L’allure est clairement nonchalante. Mains dans les poches,  claquettes et survet’ relevé à hauteur des mollets. Il n’y a qu’en dehors d’un  tatami qu’Audrey Tcheumeo avance sans se presser. La judoka de Villemonble  réserve son explosivité et son regard guerrier à ses adversaires, jeudi, pour  les championnats du monde de Tokyo. «J’aime la bagarre, me battre, voir les  meufs et les torturer», lance celle qui ne cache rien de son côté «garçon  manqué». A 20 ans, Audrey Tcheumeo parle haut et a bien conscience de détonner  dans l’univers «propret» et reservé du judo. Il y a encore cinq ans, la jeune  femme n’avait d’ailleurs jamais enfilé un kimono. Jusqu’au jour où, un peu par  hasard, un copain du quartier de Bondy la traîne dans un dojo.

«Je  galérais en bas de chez moi. Un de mes amis m’a dit: "Tchou, viens on va faire  du judo". Je lui ai dit: "Tu m’as bien vue?" J’étais réticente. Ce n’était  vraiment pas mon univers, le respect, tout ça. Au début, je n’ai pas trop aimé…»  Rapidement, son premier entraîneur, Omar, la pousse à persévérer. «J’étais  ceinture blanche et il m’a donné une ceinture verte pour faire une compétition.  Il m’a dit, vas-y, on verra après.» La jeune fille termine deuxième des  championnats de France chez les moins de 78kg et bluffe tous les entraîneurs  nationaux.

«Le foot, ça ne paie pas beaucoup»

Dans les murs de  l’Insep, personne ne se souvient d’une progression aussi rapide. «Sa trajectoire  est vraiment impressionnante, reconnaît Martine Dupond, responsable de l’équipe  féminine. Elle a de grosses qualités physiques et une combativité hors norme.  Evidemment, en cinq ans, on ne peut pas être performante dans tous les secteurs  techniques.
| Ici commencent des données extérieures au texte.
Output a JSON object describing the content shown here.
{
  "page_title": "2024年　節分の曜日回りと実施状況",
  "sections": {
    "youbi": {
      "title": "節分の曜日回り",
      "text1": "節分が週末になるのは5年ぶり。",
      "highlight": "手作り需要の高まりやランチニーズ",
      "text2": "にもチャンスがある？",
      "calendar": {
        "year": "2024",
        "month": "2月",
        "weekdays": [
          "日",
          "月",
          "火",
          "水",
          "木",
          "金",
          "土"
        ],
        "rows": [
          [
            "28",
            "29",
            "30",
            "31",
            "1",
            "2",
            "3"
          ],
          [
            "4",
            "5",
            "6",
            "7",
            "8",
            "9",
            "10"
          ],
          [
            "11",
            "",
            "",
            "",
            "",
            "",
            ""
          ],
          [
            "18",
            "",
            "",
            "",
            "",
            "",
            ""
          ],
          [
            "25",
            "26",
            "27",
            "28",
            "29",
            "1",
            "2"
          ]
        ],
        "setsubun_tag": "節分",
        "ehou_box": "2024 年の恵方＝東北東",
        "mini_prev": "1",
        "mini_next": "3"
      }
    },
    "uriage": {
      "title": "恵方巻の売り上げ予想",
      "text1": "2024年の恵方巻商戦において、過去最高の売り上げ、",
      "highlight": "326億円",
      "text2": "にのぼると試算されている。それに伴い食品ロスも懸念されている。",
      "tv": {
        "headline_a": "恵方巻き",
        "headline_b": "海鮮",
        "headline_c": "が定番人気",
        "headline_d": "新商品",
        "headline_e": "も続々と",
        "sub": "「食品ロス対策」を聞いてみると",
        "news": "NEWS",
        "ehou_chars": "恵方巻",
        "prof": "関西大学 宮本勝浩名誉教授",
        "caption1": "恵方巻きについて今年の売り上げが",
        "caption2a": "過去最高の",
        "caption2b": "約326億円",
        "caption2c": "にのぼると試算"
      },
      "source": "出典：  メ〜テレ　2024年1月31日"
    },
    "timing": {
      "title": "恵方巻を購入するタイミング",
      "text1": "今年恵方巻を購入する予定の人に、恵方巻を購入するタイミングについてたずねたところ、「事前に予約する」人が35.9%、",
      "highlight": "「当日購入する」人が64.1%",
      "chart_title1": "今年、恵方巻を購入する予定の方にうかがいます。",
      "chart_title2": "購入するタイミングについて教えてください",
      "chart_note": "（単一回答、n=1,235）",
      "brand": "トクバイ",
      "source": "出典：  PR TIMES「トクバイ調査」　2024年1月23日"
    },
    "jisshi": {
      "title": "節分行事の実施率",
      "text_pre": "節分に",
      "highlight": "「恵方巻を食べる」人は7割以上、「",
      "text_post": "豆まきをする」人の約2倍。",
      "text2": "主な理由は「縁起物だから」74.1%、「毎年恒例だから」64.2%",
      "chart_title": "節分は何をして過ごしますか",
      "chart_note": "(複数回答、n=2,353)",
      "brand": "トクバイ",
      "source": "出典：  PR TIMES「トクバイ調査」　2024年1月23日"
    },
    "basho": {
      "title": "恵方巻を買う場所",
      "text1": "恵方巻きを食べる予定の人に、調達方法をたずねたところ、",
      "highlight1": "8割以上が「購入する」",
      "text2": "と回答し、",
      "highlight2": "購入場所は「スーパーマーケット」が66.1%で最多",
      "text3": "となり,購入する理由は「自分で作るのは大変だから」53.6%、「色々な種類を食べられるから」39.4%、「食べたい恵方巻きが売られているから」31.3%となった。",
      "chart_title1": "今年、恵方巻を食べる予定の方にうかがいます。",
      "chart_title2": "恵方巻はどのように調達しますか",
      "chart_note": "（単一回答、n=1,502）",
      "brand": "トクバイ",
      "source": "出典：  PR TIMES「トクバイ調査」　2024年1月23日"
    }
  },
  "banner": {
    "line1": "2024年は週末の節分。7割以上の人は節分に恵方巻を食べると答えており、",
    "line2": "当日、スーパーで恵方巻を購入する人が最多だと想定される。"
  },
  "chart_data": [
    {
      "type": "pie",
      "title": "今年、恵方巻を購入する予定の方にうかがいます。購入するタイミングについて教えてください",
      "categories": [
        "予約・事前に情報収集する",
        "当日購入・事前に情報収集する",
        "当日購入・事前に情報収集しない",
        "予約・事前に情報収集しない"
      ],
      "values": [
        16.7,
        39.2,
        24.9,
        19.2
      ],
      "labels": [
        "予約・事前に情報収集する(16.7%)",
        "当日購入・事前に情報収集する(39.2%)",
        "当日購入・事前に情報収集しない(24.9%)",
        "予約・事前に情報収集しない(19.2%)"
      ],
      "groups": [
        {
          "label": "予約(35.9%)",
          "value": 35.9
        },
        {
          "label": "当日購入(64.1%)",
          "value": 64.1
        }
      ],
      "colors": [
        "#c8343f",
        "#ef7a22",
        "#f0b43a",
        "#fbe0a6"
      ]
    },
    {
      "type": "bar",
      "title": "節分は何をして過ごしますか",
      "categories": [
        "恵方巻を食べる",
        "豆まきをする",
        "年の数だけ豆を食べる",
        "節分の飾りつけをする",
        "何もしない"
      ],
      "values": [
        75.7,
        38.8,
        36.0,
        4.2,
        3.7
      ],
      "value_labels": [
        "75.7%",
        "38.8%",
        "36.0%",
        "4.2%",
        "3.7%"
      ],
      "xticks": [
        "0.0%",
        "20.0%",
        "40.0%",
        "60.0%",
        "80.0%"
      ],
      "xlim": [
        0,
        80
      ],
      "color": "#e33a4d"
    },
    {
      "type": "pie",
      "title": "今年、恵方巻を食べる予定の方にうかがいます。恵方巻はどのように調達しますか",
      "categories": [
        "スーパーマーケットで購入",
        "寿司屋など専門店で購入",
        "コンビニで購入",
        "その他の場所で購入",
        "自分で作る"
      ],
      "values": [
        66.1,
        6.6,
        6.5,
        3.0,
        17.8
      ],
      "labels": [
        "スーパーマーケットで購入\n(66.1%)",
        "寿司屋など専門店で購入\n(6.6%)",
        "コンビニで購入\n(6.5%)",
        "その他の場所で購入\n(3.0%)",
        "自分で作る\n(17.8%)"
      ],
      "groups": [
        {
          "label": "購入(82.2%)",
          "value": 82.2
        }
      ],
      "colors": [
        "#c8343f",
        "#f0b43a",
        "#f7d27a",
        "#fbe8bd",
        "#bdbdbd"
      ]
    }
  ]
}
Elle a une immense marge de progression.» En attendant, Tcheumeo est  déjà la numéro 2 de l’équipe de France, derrière Céline Lebrun. Pas si mal pour  une athlète qui pourrait aussi évoluer dans une équipe de football de haut  niveau.

«En fait, j’aurais dû aller à Juvisy (L1 féminine). Mais le  foot, ça ne paie pas beaucoup et on n’est pas trop connue. Alors autant percer  dans un autre sport.» Avant d’enchaîner les ippons, celle qui «kiffe» Andy  Murray a donc tout testé. Tennis, football, hand et même un peu de boxe. «Si je  n’avais pas trouvé le judo, je serais dans mon univers. Je ne sais pas si  j’aurais mal tourné. Peut-être que oui. J’étais rebelle. Têtue à l’école. J’ai  fait des conneries mais je me suis calmée.» Dans le groupe France, «Tchou» reste  pourtant la bonne camarade avec qui on peut blaguer. «C’est une folle, piaffe  Pénélope Bonna, titulaire chez les moins de 52kg. Si tu veux rire, tu vas avec  elle. Elle est naturelle, spontanée. Un peu fatigante parfois quand tu as envie  de te reposer.» Sur un tatami, il paraît que cela fonctionne  aussi.